Employers can take positive action where they reasonably think that workers with a particular protected characteristic suffer a disadvantage, have different needs, or are under-represented in certain roles or activities. For example, an employer can offer a job to a female candidate over a male candidate of equal ability, if they can show that women are underrepresented in their workforce.

However, it's crucial to understand that positive action is not the same as positive discrimination, which remains illegal. It means that you cannot treat people with protected characteristics more favourably without a valid reason.

In addition, offering flexible working options can also be a form of positive action to accommodate employees with certain protected characteristics. For example, allowing flexible working hours can be beneficial for employees with caring responsibilities or disabilities.

In order to comply with the positive action provisions in the Equality Act, it's recommended to seek advice prior to taking any steps. This will ensure that your actions are lawful and genuinely contribute to promoting equality diversity in your new business.

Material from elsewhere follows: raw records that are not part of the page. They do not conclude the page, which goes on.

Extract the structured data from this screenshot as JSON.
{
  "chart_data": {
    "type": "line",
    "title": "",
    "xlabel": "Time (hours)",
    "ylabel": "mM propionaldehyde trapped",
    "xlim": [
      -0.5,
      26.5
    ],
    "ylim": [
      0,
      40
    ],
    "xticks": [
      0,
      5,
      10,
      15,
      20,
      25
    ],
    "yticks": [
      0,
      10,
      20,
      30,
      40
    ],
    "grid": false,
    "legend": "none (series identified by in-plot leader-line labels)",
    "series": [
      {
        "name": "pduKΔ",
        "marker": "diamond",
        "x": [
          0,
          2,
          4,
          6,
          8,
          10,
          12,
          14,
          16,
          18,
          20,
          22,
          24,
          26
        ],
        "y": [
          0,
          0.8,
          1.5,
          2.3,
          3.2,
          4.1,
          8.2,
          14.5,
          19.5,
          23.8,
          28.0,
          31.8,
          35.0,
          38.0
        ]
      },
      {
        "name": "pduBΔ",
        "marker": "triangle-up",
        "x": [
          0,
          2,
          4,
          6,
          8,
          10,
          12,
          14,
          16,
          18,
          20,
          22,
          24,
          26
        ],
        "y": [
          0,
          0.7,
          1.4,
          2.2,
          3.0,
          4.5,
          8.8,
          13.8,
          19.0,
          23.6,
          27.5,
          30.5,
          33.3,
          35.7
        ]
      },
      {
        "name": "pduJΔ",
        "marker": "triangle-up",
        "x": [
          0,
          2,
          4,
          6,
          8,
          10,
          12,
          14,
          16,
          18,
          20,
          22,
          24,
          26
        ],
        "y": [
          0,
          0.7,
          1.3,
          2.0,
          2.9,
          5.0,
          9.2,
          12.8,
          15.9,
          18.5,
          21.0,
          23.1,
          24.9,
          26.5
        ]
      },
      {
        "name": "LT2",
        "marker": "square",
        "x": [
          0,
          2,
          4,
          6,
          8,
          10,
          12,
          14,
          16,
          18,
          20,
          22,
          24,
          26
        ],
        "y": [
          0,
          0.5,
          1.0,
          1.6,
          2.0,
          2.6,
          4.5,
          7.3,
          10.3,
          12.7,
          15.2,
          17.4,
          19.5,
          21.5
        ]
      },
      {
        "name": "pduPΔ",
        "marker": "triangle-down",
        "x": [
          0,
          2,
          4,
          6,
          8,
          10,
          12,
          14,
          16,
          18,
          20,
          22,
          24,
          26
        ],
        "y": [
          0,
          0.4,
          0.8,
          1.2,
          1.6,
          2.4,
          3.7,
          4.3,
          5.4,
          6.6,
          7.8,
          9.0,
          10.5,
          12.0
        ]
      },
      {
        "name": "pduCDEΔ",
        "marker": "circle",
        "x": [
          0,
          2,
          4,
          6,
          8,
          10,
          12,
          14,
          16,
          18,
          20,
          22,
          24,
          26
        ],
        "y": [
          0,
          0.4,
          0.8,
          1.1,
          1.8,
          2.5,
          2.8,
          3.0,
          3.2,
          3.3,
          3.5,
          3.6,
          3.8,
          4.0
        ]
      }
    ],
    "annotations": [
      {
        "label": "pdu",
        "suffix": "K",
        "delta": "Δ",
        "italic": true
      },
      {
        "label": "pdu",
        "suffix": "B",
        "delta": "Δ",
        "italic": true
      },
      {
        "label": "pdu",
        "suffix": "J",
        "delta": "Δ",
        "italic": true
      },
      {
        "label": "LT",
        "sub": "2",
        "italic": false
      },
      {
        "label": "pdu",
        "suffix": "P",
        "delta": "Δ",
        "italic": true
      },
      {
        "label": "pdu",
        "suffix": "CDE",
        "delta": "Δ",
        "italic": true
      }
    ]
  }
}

Adhering to Public Sector Equality Duty

If your business is part of the public sector, you are required to comply with the Public Sector Equality Duty (PSED) as part of the Equality Act. This means that public bodies must consider how their decisions and policies affect people with different protected characteristics.

The PSED is comprised of a general equality duty, which applies to all public bodies, and specific duties, which vary depending on the public body and its jurisdiction. The general duty requires public bodies to eliminate unlawful discrimination, advance equality of opportunity, and foster good relations between different groups.

To comply with the PSED, it's helpful to develop an action plan that sets out the steps your business will take to meet the duty. You should also publish information annually about the progress you're making in achieving your equality objectives. This demonstrates your commitment to equality and provides transparency to your employees and the wider public.


In conclusion, complying with UK employment equality regulations when starting a new business requires a comprehensive understanding of the Equality Act 2010 and its various aspects including protected characteristics, positive action, and public sector equality duty. Employers need to create and implement clear policies and procedures around equality and diversity, provide regular training, and establish procedures to handle discrimination complaints.

Monitoring and reviewing these policies frequently is key to ensuring that they remain effective. Employers should also take advantage of the opportunity to implement positive actions to promote diversity and inclusion in their workplace.

While the process might appear daunting, the benefits are immense. A diverse and inclusive workplace not only fosters a positive work environment but also leads to better decision making, increased creativity and innovation, and improved business performance.

Remember, a commitment to equality and diversity is not just about meeting a legal duty; it is about valuing people and respecting their employment rights, and fostering a culture where everyone can thrive. It is therefore, an investment in the future success of your new business.